Partizipation - bipar- Jugendparlamente Foto: SPÖ via flickr.com, Lizenz: CC BY-SA 2.0

„Pimp your Town!” ist der prägnante Titel eines Planspiels für Kinder und Jugendliche. Planspiele sind ein bewährtes Instrument zur Simulation komplexer gesellschaftlicher Zusammenhänge. Sie bieten spielerisch einen ernsthaften Zugang zu komplexen Themen und finden mittlerweile in vielen Kontexten Anwendung. In der politischen Pädagogik gibt es sie allen politischen Ebenen und für diverse Themenfelder.

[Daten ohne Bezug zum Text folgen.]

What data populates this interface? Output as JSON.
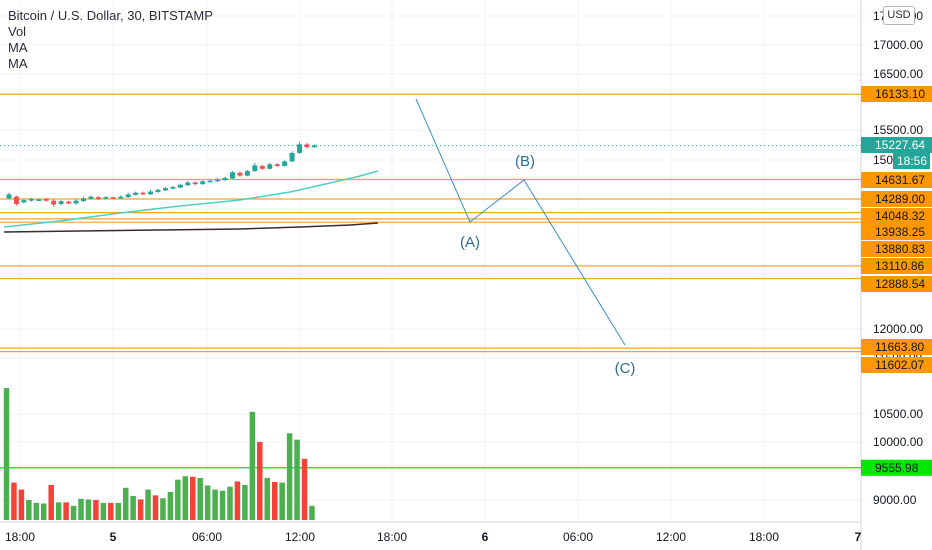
{
  "legend": {
    "title": "Bitcoin / U.S. Dollar, 30, BITSTAMP",
    "indicators": [
      "Vol",
      "MA",
      "MA"
    ]
  },
  "currency_button": "USD",
  "price_axis_ticks": [
    "17500.00",
    "17000.00",
    "16500.00",
    "15500.00",
    "12000.00",
    "11500.00",
    "10500.00",
    "10000.00",
    "9000.00"
  ],
  "time_axis_ticks": [
    "18:00",
    "5",
    "06:00",
    "12:00",
    "18:00",
    "6",
    "06:00",
    "12:00",
    "18:00",
    "7"
  ],
  "horizontal_levels": [
    {
      "value": 16133.1,
      "label": "16133.10"
    },
    {
      "value": 14631.67,
      "label": "14631.67"
    },
    {
      "value": 14289.0,
      "label": "14289.00"
    },
    {
      "value": 14048.32,
      "label": "14048.32"
    },
    {
      "value": 13938.25,
      "label": "13938.25"
    },
    {
      "value": 13880.83,
      "label": "13880.83"
    },
    {
      "value": 13110.86,
      "label": "13110.86"
    },
    {
      "value": 12888.54,
      "label": "12888.54"
    },
    {
      "value": 11663.8,
      "label": "11663.80"
    },
    {
      "value": 11602.07,
      "label": "11602.07"
    }
  ],
  "volume_level": {
    "value": 9555.98,
    "label": "9555.98"
  },
  "last_price": {
    "label": "15227.64",
    "countdown": "18:56"
  },
  "wave_labels": [
    "(A)",
    "(B)",
    "(C)"
  ],
  "colors": {
    "level_line": "#f5a623",
    "level_badge": "#ff9800",
    "volume_line": "#00e600",
    "last_price": "#26a69a",
    "candle_up": "#26a69a",
    "candle_down": "#ef5350",
    "volume_up": "#4caf50",
    "volume_down": "#f44336",
    "ma_fast": "#4dd0c3",
    "ma_slow": "#3b2b2b",
    "wave_line": "#3a8fc4",
    "wave_text": "#2e6f8f"
  }
}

Bekannt ist beispielsweise das Schüler- und Studenten-Planspiel United Nations, in dem junge Menschen in mehreren Tagen Einblick in die Komplexität internationaler Verhandlungsprozesse bekommen und die eigenen diskursiven Fähigkeiten schulen. Sie nehmen die Rolle eines Delegierten ein und vertreten in Gremien und Arbeitsgruppen die Interessen des entsprechenden Mitgliedsstaats.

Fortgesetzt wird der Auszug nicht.